# acei or blue dolphin? electric blue ahli?



## chronotrigger (Sep 5, 2010)




----------



## Fogelhund (Dec 3, 2002)

I don't believe fish #1 is pure.

It is possible that fish #2 is a Melanochromis joanjohnsonae/Labidochromis textilis.


----------



## chronotrigger (Sep 5, 2010)

You're saying you think neither is full-blooded?


----------



## Fogelhund (Dec 3, 2002)

No, the second fish seems to go by two names, but is pure.


----------



## aaquale1 (Apr 18, 2009)

i agree. The first one looks like a hybrid.


----------



## chronotrigger (Sep 5, 2010)

It's a kind of mbuna?


----------



## oldwheat (Dec 24, 2007)

Looks to me as if it could be a mbuna (labidochromis?) X utaka (Copadichromis ?) cross.


----------



## truckpoetry (Sep 28, 2004)

Agree - after just getting rid of my 8 aceis I can say definitely that's not one


----------



## shane2sweet1 (Aug 4, 2010)

Fish one still looks like a nice fish even though hybrid


----------



## etcbrown (Nov 10, 2007)

Sorry Fogel but I must protest about Melanochromis joanjohnsonae and Labidochromis textilis.
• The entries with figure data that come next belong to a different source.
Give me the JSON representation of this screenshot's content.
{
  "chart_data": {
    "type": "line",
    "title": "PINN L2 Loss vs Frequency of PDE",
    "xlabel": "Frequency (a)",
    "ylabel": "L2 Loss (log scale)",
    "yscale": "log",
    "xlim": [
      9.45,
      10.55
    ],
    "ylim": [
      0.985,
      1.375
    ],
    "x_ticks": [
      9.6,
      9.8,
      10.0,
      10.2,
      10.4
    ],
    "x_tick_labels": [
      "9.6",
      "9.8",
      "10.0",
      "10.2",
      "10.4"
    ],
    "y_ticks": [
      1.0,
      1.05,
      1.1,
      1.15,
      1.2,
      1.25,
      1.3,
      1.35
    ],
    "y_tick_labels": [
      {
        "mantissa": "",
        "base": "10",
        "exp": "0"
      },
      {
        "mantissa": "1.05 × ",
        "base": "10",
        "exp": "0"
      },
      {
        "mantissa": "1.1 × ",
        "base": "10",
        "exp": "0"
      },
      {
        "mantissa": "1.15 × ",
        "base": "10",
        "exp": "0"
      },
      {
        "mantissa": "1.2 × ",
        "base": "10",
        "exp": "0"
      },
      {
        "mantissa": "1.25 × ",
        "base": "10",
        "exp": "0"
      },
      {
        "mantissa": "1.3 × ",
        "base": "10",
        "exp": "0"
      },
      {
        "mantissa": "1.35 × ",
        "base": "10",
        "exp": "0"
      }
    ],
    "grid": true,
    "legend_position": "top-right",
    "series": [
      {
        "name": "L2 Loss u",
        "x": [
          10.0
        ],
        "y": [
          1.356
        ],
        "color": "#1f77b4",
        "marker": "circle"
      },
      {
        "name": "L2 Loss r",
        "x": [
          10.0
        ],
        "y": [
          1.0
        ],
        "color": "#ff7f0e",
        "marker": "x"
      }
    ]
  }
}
These are certainly two different species and the one pictured is Melanochromis joanjohnsonae.

The two species are however a terrific example of convergent evolution at least in respect to color patterns as juvenile/females are colored in a remarkeably similar fashion.

I have went in detail previously about the differences but suffice it to say that M. joanjohnsonae has a lower jaw that extends beyond the upper and has fewer orange stripes in female/juveniles than L. textillis.


----------